Turkish Defence Minister Hulusi Akar visited a Turkish base in the Kurdistan Region on May 1, 2021. File photo: handout/Turkish defence ministry
ERBIL, Kurdistan Region — A Turkish soldier was killed in a mortar attack blamed on the Kurdistan Workers’ Party (PKK) in Kurdistan Region’s Metina area, Turkey’s Ministry of National Defence said late Thursday.
The soldier was severely injured in the attack and later succumbed to his injuries, it said in a tweet.
The ministry claimed three PKK fighters were “neutralized,” a term Turkey’s army uses to refer to combatants killed or injured on the battlefield, and vowed “operations in the area will continue.”
The PKK is an armed Kurdish group fighting for the increased rights of Kurds in Turkey. Ankara considers it a terrorist organization and a threat to its national security. Turkish forces regularly pursue the PKK within the Kurdistan Region’s borders.
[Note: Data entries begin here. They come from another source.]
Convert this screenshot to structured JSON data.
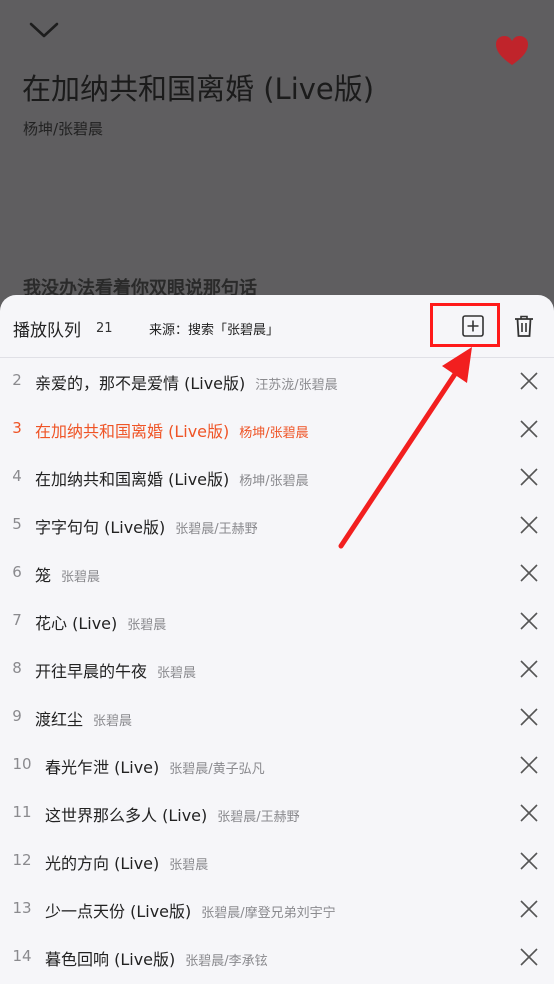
{
  "player": {
    "title": "在加纳共和国离婚 (Live版)",
    "artist": "杨坤/张碧晨",
    "lyric_line": "我没办法看着你双眼说那句话",
    "collapse_icon": "chevron-down-icon",
    "favorite_icon": "heart-icon",
    "favorite_color": "#c0242b"
  },
  "queue": {
    "title": "播放队列",
    "count": "21",
    "source": "来源：搜索「张碧晨」",
    "add_icon": "add-square-icon",
    "trash_icon": "trash-icon",
    "highlight_color": "#ff1a1a",
    "accent_color": "#ef5426",
    "items": [
      {
        "index": "2",
        "name": "亲爱的，那不是爱情 (Live版)",
        "artist": "汪苏泷/张碧晨"
      },
      {
        "index": "3",
        "name": "在加纳共和国离婚 (Live版)",
        "artist": "杨坤/张碧晨"
      },
      {
        "index": "4",
        "name": "在加纳共和国离婚 (Live版)",
        "artist": "杨坤/张碧晨"
      },
      {
        "index": "5",
        "name": "字字句句 (Live版)",
        "artist": "张碧晨/王赫野"
      },
      {
        "index": "6",
        "name": "笼",
        "artist": "张碧晨"
      },
      {
        "index": "7",
        "name": "花心 (Live)",
        "artist": "张碧晨"
      },
      {
        "index": "8",
        "name": "开往早晨的午夜",
        "artist": "张碧晨"
      },
      {
        "index": "9",
        "name": "渡红尘",
        "artist": "张碧晨"
      },
      {
        "index": "10",
        "name": "春光乍泄 (Live)",
        "artist": "张碧晨/黄子弘凡"
      },
      {
        "index": "11",
        "name": "这世界那么多人 (Live)",
        "artist": "张碧晨/王赫野"
      },
      {
        "index": "12",
        "name": "光的方向 (Live)",
        "artist": "张碧晨"
      },
      {
        "index": "13",
        "name": "少一点天份 (Live版)",
        "artist": "张碧晨/摩登兄弟刘宇宁"
      },
      {
        "index": "14",
        "name": "暮色回响 (Live版)",
        "artist": "张碧晨/李承铉"
      }
    ]
  }
}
Turkey has launched a series of operations against the PKK in recent years, with the most recent beginning in April. Duhok’s Metina area, on the Turkish border, is the focus of Operation Claw-Thunderbolt, and Operation Claw-Lightning targets the Avashin and Basyan areas further east.
The PKK said in late July that they have carried out 398 attacks against the Turkish army since the two operations began April, and have “punished” 494 Turkish soldiers and injured 63 others.
The group also acknowledged 63 deaths in its own ranks during the latest operations.
The conflict is devastating local populations and the environment. Villagers have fled their homes, and bombs and airstrikes have sparked fires that are difficult to extinguish because of ongoing clashes and remote locations.
Verifying information of casualties and material losses over decades of the conflict is a challenge. A parliamentary report last year concluded that at least 504 villages have been emptied across the Kurdistan Region since 1992 and hundreds of people have been killed. In Duhok alone, 366 villages have been abandoned since 1998, a dozen of them in the past year.
Thousands of acres of land have been scorched in fires started by the conflict.
According to figures compiled by the International Crisis Group, which tracks the PKK-Turkey conflict, in the first six months of 2021, there have been 144 fatalities. The dead are 33 Turkish soldiers, 103 PKK fighters, and eight civilians. The majority of the casualties this year have occurred in the Kurdistan Region.
Since the decades-long conflict was reignited in 2015 following the collapse of peace efforts, at least 5,464 people have been killed, including 549 civilians.
Turkish Defence Minister Hulusi Akar said 18,292 “terrorists” have been neutralized since July 24, 2015.